The University of Oxford's Department of Materials celebrated a new chapter in its microscopy facilities with the arrival of a bespoke £3 million Transmission Electron Microscope. The JEOL GrandARM300F instrument will support cutting-edge research across the University's Departments and Divisions, besides teaching the next generation of microscopists. The instrument was officially launched during the 100 birthday celebrations of Professor Peter Hirsch, one of the University's foremost materials scientists.
Housed in the David Cockayne Centre for Electron Microscopy , the 3.5-metre high microscope will support the facility's purpose of helping researchers obtain the highest possible imaging data of samples. Using beams of electrons accelerated to up to 300 kV, the new GrandARM300F microscope is capable of magnifying samples up to 50 million times, enabling individual atoms to be visualised.

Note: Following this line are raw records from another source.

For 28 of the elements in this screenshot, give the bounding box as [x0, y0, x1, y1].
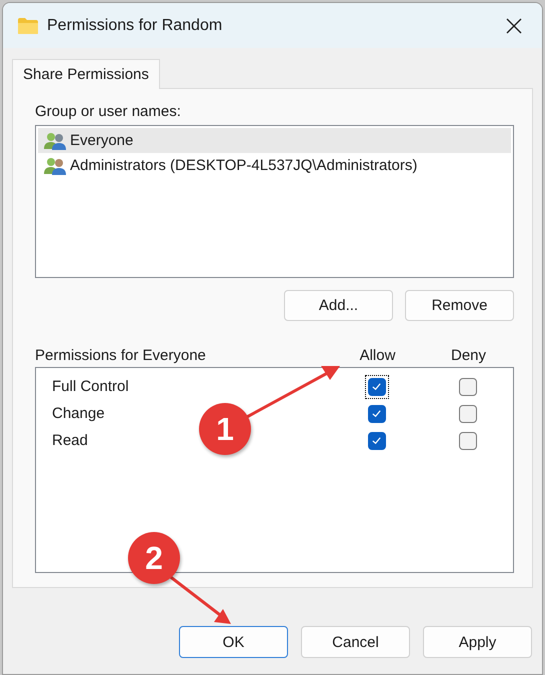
checkmark-icon [371, 435, 382, 446]
users-icon [44, 156, 66, 174]
window-title: Permissions for Random [47, 16, 224, 34]
close-icon[interactable] [506, 18, 522, 34]
folder-icon [17, 16, 39, 34]
group-label: Group or user names: [35, 103, 182, 120]
checkmark-icon [371, 408, 382, 419]
user-item[interactable]: Administrators (DESKTOP-4L537JQ\Administrators) [38, 153, 511, 178]
permission-name: Read [51, 432, 89, 449]
checkmark-icon [371, 381, 382, 392]
permissions-label: Permissions for Everyone [35, 346, 207, 364]
column-header: Allow [358, 346, 396, 364]
tab[interactable]: Share Permissions [12, 59, 160, 89]
deny-checkbox[interactable] [458, 404, 476, 422]
users-icon [44, 132, 66, 150]
permission-name: Change [51, 405, 106, 422]
apply-button[interactable]: Apply [423, 626, 532, 658]
deny-checkbox[interactable] [458, 432, 476, 450]
deny-checkbox[interactable] [458, 378, 476, 396]
user-item[interactable]: Everyone [38, 128, 511, 153]
allow-checkbox[interactable] [368, 432, 386, 450]
column-header: Deny [450, 346, 488, 364]
ok-button[interactable]: OK [179, 626, 288, 658]
cancel-button[interactable]: Cancel [301, 626, 410, 658]
add-button[interactable]: Add... [284, 290, 393, 321]
remove-button[interactable]: Remove [405, 290, 514, 321]
permission-name: Full Control [51, 378, 130, 395]
allow-checkbox[interactable] [368, 404, 386, 422]
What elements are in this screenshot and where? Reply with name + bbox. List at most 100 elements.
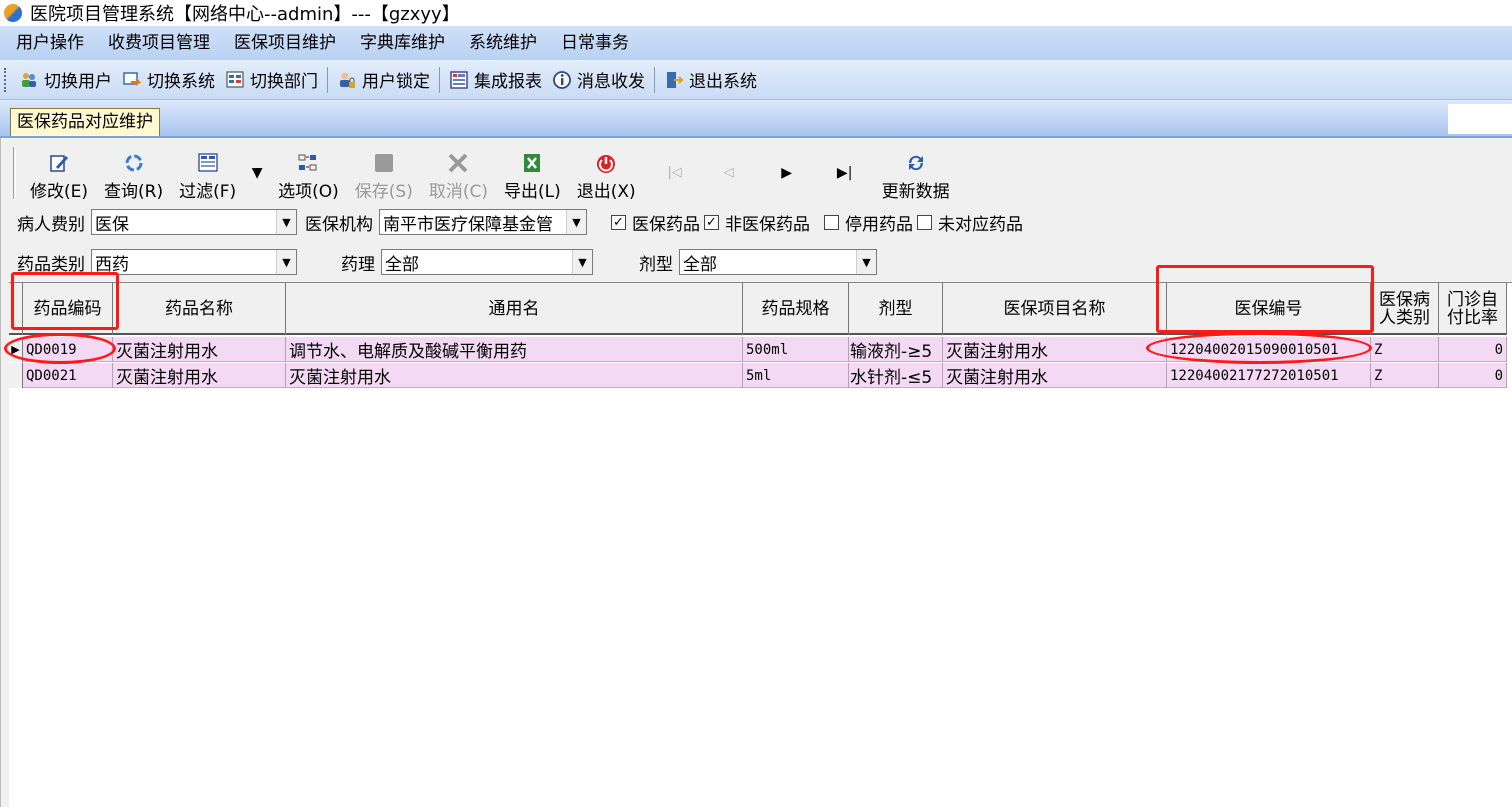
pharmacology-value: 全部	[385, 254, 419, 275]
cell-drug-code: QD0021	[23, 363, 113, 388]
menu-system[interactable]: 系统维护	[457, 26, 549, 60]
exit-label: 退出(X)	[576, 182, 636, 202]
toolbar-grip[interactable]	[4, 67, 8, 92]
menu-user-ops[interactable]: 用户操作	[4, 26, 96, 60]
options-icon	[297, 152, 319, 174]
cell-drug-name: 灭菌注射用水	[113, 363, 286, 388]
chevron-down-icon[interactable]: ▼	[276, 250, 296, 274]
dosage-form-select[interactable]: 全部 ▼	[679, 249, 877, 275]
edit-icon	[48, 152, 70, 174]
user-lock-button[interactable]: 用户锁定	[332, 65, 435, 95]
col-dosage-form[interactable]: 剂型	[849, 283, 943, 335]
noninsured-drug-checkbox[interactable]: ✓ 非医保药品	[704, 210, 810, 235]
menu-dictionary[interactable]: 字典库维护	[348, 26, 457, 60]
row-pointer-icon: ▶	[9, 337, 23, 362]
last-record-button[interactable]: ▶|	[816, 146, 874, 202]
unmatched-drug-checkbox[interactable]: 未对应药品	[917, 210, 1023, 235]
modify-button[interactable]: 修改(E)	[22, 146, 96, 202]
patient-type-label: 病人费别	[17, 214, 85, 235]
col-generic-name[interactable]: 通用名	[286, 283, 743, 335]
cell-dosage-form: 输液剂-≥5	[849, 337, 943, 362]
col-drug-code[interactable]: 药品编码	[23, 283, 113, 335]
switch-dept-icon	[225, 70, 245, 90]
options-button[interactable]: 选项(O)	[270, 146, 347, 202]
col-insurance-code[interactable]: 医保编号	[1167, 283, 1371, 335]
save-disk-icon	[373, 152, 395, 174]
patient-type-select[interactable]: 医保 ▼	[91, 209, 297, 235]
insured-drug-checkbox[interactable]: ✓ 医保药品	[611, 210, 700, 235]
switch-system-icon	[122, 70, 142, 90]
first-icon: |◁	[667, 165, 682, 180]
chevron-down-icon[interactable]: ▼	[572, 250, 592, 274]
tab-drug-mapping[interactable]: 医保药品对应维护	[10, 108, 160, 136]
export-button[interactable]: 导出(L)	[496, 146, 569, 202]
refresh-data-button[interactable]: 更新数据	[874, 146, 958, 202]
insurance-org-select[interactable]: 南平市医疗保障基金管 ▼	[379, 209, 587, 235]
col-outpatient-ratio[interactable]: 门诊自付比率	[1439, 283, 1507, 335]
integrated-report-label: 集成报表	[474, 72, 542, 92]
prev-record-button[interactable]: ◁	[700, 146, 758, 202]
table-row[interactable]: ▶ QD0019 灭菌注射用水 调节水、电解质及酸碱平衡用药 500ml 输液剂…	[9, 337, 1507, 362]
row-indicator	[9, 363, 23, 388]
save-button[interactable]: 保存(S)	[347, 146, 421, 202]
checkbox-checked-icon: ✓	[611, 214, 626, 230]
integrated-report-button[interactable]: 集成报表	[444, 65, 547, 95]
insurance-org-label: 医保机构	[305, 214, 373, 235]
checkbox-unchecked-icon	[824, 214, 839, 230]
menu-charge-items[interactable]: 收费项目管理	[96, 26, 222, 60]
dosage-form-value: 全部	[683, 254, 717, 275]
last-icon: ▶|	[836, 164, 853, 181]
window-title: 医院项目管理系统【网络中心--admin】---【gzxyy】	[30, 4, 460, 25]
cancel-button[interactable]: 取消(C)	[421, 146, 496, 202]
cell-outpatient-ratio: 0	[1439, 363, 1507, 388]
report-icon	[449, 70, 469, 90]
menu-insurance-items[interactable]: 医保项目维护	[222, 26, 348, 60]
filter-button[interactable]: 过滤(F)	[171, 146, 244, 202]
filter-dropdown-button[interactable]: ▼	[244, 146, 270, 202]
filter-row-1: 病人费别 医保 ▼ 医保机构 南平市医疗保障基金管 ▼ ✓ 医保药品 ✓ 非医保…	[13, 206, 1023, 238]
table-row[interactable]: QD0021 灭菌注射用水 灭菌注射用水 5ml 水针剂-≤5 灭菌注射用水 1…	[9, 363, 1507, 388]
switch-system-button[interactable]: 切换系统	[117, 65, 220, 95]
chevron-down-icon[interactable]: ▼	[276, 210, 296, 234]
col-drug-name[interactable]: 药品名称	[113, 283, 286, 335]
disabled-drug-checkbox[interactable]: 停用药品	[824, 210, 913, 235]
exit-system-label: 退出系统	[689, 72, 757, 92]
content-area: 修改(E) 查询(R) 过滤(F) ▼ 选项(O) 保存(S) 取消(C) 导出…	[0, 138, 1512, 807]
chevron-down-icon[interactable]: ▼	[856, 250, 876, 274]
switch-system-label: 切换系统	[147, 72, 215, 92]
filter-label: 过滤(F)	[179, 182, 237, 202]
cell-insurance-item-name: 灭菌注射用水	[943, 363, 1167, 388]
cell-insurance-code: 12204002015090010501	[1167, 337, 1371, 362]
drug-category-select[interactable]: 西药 ▼	[91, 249, 297, 275]
filter-row-2: 药品类别 西药 ▼ 药理 全部 ▼ 剂型 全部 ▼	[13, 246, 877, 278]
col-patient-category[interactable]: 医保病人类别	[1371, 283, 1439, 335]
message-button[interactable]: 消息收发	[547, 65, 650, 95]
patient-type-value: 医保	[95, 214, 129, 235]
menu-daily[interactable]: 日常事务	[549, 26, 641, 60]
disabled-drug-label: 停用药品	[845, 214, 913, 235]
col-insurance-item-name[interactable]: 医保项目名称	[943, 283, 1167, 335]
exit-system-button[interactable]: 退出系统	[659, 65, 762, 95]
power-icon	[595, 152, 617, 174]
cell-drug-spec: 500ml	[743, 337, 849, 362]
app-logo-icon	[4, 4, 22, 22]
user-lock-icon	[337, 70, 357, 90]
pharmacology-select[interactable]: 全部 ▼	[381, 249, 593, 275]
col-drug-spec[interactable]: 药品规格	[743, 283, 849, 335]
query-button[interactable]: 查询(R)	[96, 146, 171, 202]
pharmacology-label: 药理	[341, 254, 375, 275]
users-icon	[19, 70, 39, 90]
switch-user-button[interactable]: 切换用户	[14, 65, 117, 95]
drug-mapping-grid[interactable]: 药品编码 药品名称 通用名 药品规格 剂型 医保项目名称 医保编号 医保病人类别…	[9, 282, 1512, 807]
switch-dept-button[interactable]: 切换部门	[220, 65, 323, 95]
chevron-down-icon[interactable]: ▼	[566, 210, 586, 234]
excel-export-icon	[521, 152, 543, 174]
form-toolbar-grip	[13, 147, 16, 199]
exit-button[interactable]: 退出(X)	[569, 146, 644, 202]
info-icon	[552, 70, 572, 90]
next-record-button[interactable]: ▶	[758, 146, 816, 202]
first-record-button[interactable]: |◁	[644, 146, 700, 202]
form-toolbar: 修改(E) 查询(R) 过滤(F) ▼ 选项(O) 保存(S) 取消(C) 导出…	[13, 144, 1512, 202]
main-toolbar: 切换用户 切换系统 切换部门 用户锁定 集成报表 消息收发 退出系统	[0, 60, 1512, 100]
exit-door-icon	[664, 70, 684, 90]
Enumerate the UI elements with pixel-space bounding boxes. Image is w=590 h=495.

The GrandARM300F Transmission Electron Microscope. Credit: Caroline Wood.The microscope was officially opened by Vice-Chancellor Professor Irene Tracey on Monday 17 March 2025 during a special event to celebrate the 100th birthday of Sir Peter Hirsch , Emeritus Professor of Metallurgy who was Head of Oxford's Department of Materials from 1966 to 1992.
A key attribute of the GrandARM300F is its versatility, being able to rapidly switch between different modes (including Transmission Electron Microscopy, Scanning Transmission Electron Microscopy and X-ray spectroscopy). This allows researchers to capture different forms of information on the same sample in real-time.
The GrandARM300F has also been specially designed to analyse 'beam-sensitive' samples that are highly susceptible to degradation. Features include a cryogenic mode that can cool samples down to the temperature of liquid nitrogen (around -190°C) and highly precise electron beam control, allowing it to be reduced to as little as 60 kV.
Dr Neil Young, Senior Electron Microscope Facility Manager for the David Cockayne Centre for Electron Microscopy, said: 'The new microscope is designed to enable users to quickly switch between modes and techniques. This provides multi-modal datasets, elevating the characterisation of materials to new levels. Furthermore, the microscope is optimised for low-dose and low-voltage studies, allowing us to analyse sensitive samples which would otherwise be damaged by the electron beam.'
The GrandARM300F will support University research across a range of strategic areas, including:
- Energy materials for the Net Zero transition,
- Drug delivery systems, for instance in chemotherapy,
- Disease mechanisms in biological tissues,
- Carbon capture,
- Elemental analysis,
- Semiconductor research,
- Polymer research and metal-organic frameworks.
Dr Gerardo Martinez points to individual atoms imaged using the new GrandARM300F Transmission Electron Microscope. Image credit: Caroline Wood.'Besides high-end research, this new microscope will also play a vital role in teaching and training the microscopists of the future' said Dr Gerardo Martinez, the Transmission Electron Microscopy Support Scientist for the David Cockayne Centre for Electron Microscopy. 'There are few other places in the world where students have the opportunity to operate a TEM microscope of this calibre themselves, giving an immensely valuable learning experience.'
Professor Sir Peter Hirsch. Credit: University of Oxford/Richard Lofthouse.As with the other instruments within the David Cockayne Centre, the GrandARM300F is also available for external researchers to use (for information, see the Centre's website ).
The new instrument builds on the Department's strong track record in materials research, including advanced techniques and imaging methods. It was Professor Sir Peter Hirsch who commissioned the first JEOL electron microscope for the department fifty years ago. He is renowned for his pioneering work in Transmission Electron Microscopy and its application to the study of materials, especially metals and alloys. In particular, he and his group developed the theory of electron diffraction contrast imaging, which is used to monitor defects introduced during materials processing. This gives insight into mechanical properties and is critical for the development of new materials including semiconductors, nuclear radiation-resistant alloys, and high-temperature alloys for jet engines. Professor Hirsh was knighted in 1975. Between 1988 and 1996 he was founder Chairman of Isis Innovation, the technology transfer company of the University of Oxford.